Use the litellm Python package to call Azure OpenAI by configuring the Azure endpoint and API key in environment variables, then instantiate a litellm.Client with provider="azure_openai". This lets you send prompts to Azure-hosted OpenAI models easily with client.chat.completions.create().

PREREQUISITES

Python 3.8+
Azure OpenAI resource with endpoint and API key
pip install litellm
Set environment variables AZURE_OPENAI_API_KEY and AZURE_OPENAI_ENDPOINT

Setup

Install the litellm package and set your Azure OpenAI credentials as environment variables.

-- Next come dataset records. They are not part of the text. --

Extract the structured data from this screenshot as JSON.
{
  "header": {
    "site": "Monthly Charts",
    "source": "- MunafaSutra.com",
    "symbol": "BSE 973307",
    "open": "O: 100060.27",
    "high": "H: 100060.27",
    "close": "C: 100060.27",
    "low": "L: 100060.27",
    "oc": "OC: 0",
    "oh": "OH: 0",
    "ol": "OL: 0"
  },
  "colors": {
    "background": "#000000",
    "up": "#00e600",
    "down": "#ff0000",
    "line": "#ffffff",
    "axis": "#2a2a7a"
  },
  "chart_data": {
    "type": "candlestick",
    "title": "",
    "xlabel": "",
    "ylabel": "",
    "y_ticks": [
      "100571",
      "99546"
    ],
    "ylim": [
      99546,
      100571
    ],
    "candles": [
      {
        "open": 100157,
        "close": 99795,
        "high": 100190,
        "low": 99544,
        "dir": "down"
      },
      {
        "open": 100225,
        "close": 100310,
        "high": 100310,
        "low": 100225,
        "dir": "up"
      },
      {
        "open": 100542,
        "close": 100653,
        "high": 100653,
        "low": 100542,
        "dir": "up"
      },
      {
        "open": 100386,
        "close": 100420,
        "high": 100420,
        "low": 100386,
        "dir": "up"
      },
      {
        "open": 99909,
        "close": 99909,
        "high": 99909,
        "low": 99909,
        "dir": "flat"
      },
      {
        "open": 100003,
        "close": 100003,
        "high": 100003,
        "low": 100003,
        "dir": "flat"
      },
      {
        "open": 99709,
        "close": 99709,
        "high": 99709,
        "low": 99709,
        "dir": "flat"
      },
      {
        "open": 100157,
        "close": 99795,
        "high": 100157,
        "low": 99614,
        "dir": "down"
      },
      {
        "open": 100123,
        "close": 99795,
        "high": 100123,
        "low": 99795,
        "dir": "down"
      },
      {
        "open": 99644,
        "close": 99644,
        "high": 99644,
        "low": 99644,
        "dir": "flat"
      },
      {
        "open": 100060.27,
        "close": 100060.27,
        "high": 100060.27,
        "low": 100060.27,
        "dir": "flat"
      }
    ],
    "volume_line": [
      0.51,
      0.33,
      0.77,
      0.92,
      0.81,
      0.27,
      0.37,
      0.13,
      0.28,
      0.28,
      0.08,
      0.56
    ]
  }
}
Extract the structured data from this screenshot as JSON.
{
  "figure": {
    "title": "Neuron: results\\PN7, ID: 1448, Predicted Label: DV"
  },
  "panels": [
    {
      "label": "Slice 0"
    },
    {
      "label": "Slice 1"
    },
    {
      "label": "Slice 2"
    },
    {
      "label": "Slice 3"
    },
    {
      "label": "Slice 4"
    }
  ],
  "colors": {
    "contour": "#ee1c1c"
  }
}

Install LiteLLM: pip install litellm
Set environment variables:

AZURE_OPENAI_API_KEY - your Azure OpenAI API key
AZURE_OPENAI_ENDPOINT - your Azure OpenAI endpoint URL (e.g., https://your-resource.openai.azure.com/)

bash

pip install litellm

Step by step

Use the following Python code to call an Azure OpenAI model with LiteLLM. It creates a client configured for Azure OpenAI, sends a chat completion request, and prints the response.

python

import os
from litellm import Client

# Ensure environment variables are set
api_key = os.environ["AZURE_OPENAI_API_KEY"]
endpoint = os.environ["AZURE_OPENAI_ENDPOINT"]

client = Client(
    provider="azure_openai",
    api_key=api_key,
    azure_openai_base=endpoint
)

response = client.chat.completions.create(
    model="gpt-4o",
    messages=[{"role": "user", "content": "Hello from LiteLLM on Azure OpenAI!"}]
)

print("Response:", response.choices[0].message.content)

output

Response: Hello from LiteLLM on Azure OpenAI!

Common variations

You can customize your calls by:

Using different models like gpt-4o-mini or gpt-4o.
Sending multiple messages for multi-turn conversations.
Adjusting parameters like max_tokens or temperature.
Using async calls with await client.chat.completions.acreate(...) if your environment supports async.

python

import asyncio

async def async_call():
    client = Client(
        provider="azure_openai",
        api_key=os.environ["AZURE_OPENAI_API_KEY"],
        azure_openai_base=os.environ["AZURE_OPENAI_ENDPOINT"]
    )
    response = await client.chat.completions.acreate(
        model="gpt-4o-mini",
        messages=[{"role": "user", "content": "Async call with LiteLLM on Azure OpenAI."}]
    )
    print("Async response:", response.choices[0].message.content)

asyncio.run(async_call())

output

Async response: Async call with LiteLLM on Azure OpenAI.

Troubleshooting

If you get authentication errors, verify your AZURE_OPENAI_API_KEY and AZURE_OPENAI_ENDPOINT environment variables are correct.
Ensure your Azure OpenAI resource is properly provisioned and the model name matches one available in your Azure subscription.
For network errors, check your firewall or proxy settings.

Key Takeaways

Use litellm.Client with provider="azure_openai" to call Azure OpenAI models.
Set AZURE_OPENAI_API_KEY and AZURE_OPENAI_ENDPOINT environment variables before running your code.
LiteLLM supports both sync and async calls for flexible integration.
Verify model names and Azure resource setup to avoid authentication or usage errors.

Verified 2026-04 · gpt-4o, gpt-4o-mini

Verify ↗

Community Notes

No notes yetBe the first to share a version-specific fix or tip.